PJN, Mysterious Reviews http://www.mysteriousreviews.com/
"I was lucky enough to be Jane Cleland's author escort while she was in Dallas/Ft. Worth and I had such a good time! She is very knowledgeable about rare books and the antiques business and can well hold her own with interviewers. I sat in on a television interview and a book signing and she never slowed down! It was so interesting and I learned a lot from her about the book business. She's very easy to talk with, which was a good thing, as we spent several hours going from bookstore to bookstore as she talked with store managers about carrying her book. It is so new that most stores didn't have it yet!
"I hadn't read her book before I met her, so I just devoured it as soon as possible! I was impressed by not only the story, but how articulate Josie is. She's someone I'd like to meet! I have to admit that I was wrong, not once, but twice, about the real killer - that's how good the book is! The location is well done and I could almost "see" the inside of the house where the murder occurred. The Nazi art link was a good touch, as something similiar has been in the news in the last few years and probably will be again. It just seemed so "up to date" and well-written. I liked most of the characters and I wanted to "slap" only one of them! I'm looking forward to the second book next year!"
Sherry, Carrollton, TX
"...A delightful addition to the mystery genre with an engaging new heroine.

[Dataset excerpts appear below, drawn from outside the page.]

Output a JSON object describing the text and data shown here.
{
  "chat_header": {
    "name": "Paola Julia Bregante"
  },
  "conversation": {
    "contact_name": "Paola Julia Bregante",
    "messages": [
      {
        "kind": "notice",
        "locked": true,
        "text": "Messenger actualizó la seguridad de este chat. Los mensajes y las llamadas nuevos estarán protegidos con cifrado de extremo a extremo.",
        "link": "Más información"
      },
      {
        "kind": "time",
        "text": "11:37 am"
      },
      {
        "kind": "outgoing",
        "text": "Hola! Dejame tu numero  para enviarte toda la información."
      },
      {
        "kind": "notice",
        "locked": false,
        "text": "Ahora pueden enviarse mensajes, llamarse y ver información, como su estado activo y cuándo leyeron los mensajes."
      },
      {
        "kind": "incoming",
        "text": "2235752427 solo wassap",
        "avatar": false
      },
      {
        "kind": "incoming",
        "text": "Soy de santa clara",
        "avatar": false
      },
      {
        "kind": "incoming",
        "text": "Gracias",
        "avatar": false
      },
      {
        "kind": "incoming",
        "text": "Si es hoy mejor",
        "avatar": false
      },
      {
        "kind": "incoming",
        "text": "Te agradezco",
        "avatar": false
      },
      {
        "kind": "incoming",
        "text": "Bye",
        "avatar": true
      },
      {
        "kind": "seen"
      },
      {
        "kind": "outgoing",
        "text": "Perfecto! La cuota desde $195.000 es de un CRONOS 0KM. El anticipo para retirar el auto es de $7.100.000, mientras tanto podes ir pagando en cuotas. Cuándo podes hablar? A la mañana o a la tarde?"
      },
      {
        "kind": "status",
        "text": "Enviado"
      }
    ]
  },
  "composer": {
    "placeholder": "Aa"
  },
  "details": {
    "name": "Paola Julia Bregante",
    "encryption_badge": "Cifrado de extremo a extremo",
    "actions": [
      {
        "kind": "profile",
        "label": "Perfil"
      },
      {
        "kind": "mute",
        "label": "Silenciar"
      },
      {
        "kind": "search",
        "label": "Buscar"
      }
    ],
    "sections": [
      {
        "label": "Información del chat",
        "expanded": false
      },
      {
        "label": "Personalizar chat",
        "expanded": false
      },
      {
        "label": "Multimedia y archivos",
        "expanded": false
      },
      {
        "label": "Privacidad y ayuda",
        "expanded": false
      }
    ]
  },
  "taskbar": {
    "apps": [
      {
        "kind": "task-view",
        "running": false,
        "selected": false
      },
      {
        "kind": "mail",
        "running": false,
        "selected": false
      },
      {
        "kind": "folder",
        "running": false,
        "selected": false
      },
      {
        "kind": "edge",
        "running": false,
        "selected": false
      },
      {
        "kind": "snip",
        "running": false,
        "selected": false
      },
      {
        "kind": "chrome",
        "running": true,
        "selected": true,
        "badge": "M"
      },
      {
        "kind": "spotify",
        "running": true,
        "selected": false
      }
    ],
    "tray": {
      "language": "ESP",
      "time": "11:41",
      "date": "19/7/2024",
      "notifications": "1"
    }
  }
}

Josie Prescott is a fiercely determined heroine with an appealing personality full of purpose and life. Cleland presents to us the cutthroat world of antiques and auctions. Loaded with insider details of the auction world, Consigned to Death, is a beautifully written mystery, with a deft plot and loveable and detailed characters that pull you into the story and will keep you up into the night until you get to the satisfying finale. I for one am greatly looking forward to another mystery with the charming Josie Prescott."
Andrea Maloney, Spinetingler Magazine: Online Reviews
"As an Antiques Roadshow junkie, I am captivated by Jane K. Cleland’s Consigned to Death. Josie Prescott is an engaging heroine—smart, ethical, and brimming over with antique lore which she communicates so naturally that I never felt as if I were being lectured. Beautifully crafted, thoroughly enjoyable."
Margaret Maron, author of High Country Fall
"Don’t just browse through Josie Prescott’s consignment shop mystery, savor the setting. Consigned to Death in chock full of charm, humor, and intrigue is a cozy city on New Hampshire’s coastline."
Nora Charles, author of Who Killed
Swami Schwartz?
"Josie Prescott left a good job at a New York auction house after blowing the whistle on her former employer in a price-fixing scandal. Her new business in a small New Hampshire coastal town is doing well. She is busy setting up an auction when the chief of police shows up to ask questions about a murder. A potential client is dead, and Josie has become a murder suspect. With a great deal to lose and no desire to leave her new life, she must clear her name. Using her knowledge of the art and antique trade, she starts searching for the killer with a bit of help from her lawyer and an enterprising young reporter. The fact that the chief of police is quite attractive--and Josie could use some romance--provides a bit of extra motivation. Josie is a nice addition to the ranks of female sleuths, and the antique-auction milieu provides an interesting background."
Barbara Bibel, Booklist
"Fans of The Antique Roadshow and cozy mysteries will love Jane K. Cleland’s debut mystery Consigned to Death. It’s a real find definitely worth a nod and a bid."
Karen Harper, author of The Fatal Fashion
"Learn from my mistake: Don’t start this one at bedtime. Consigned to Death is a satisfying mixture of suspense and romance set in the highly competitive world of antique auctions. I’m keeping my eye out for the next Josie Prescott mystery."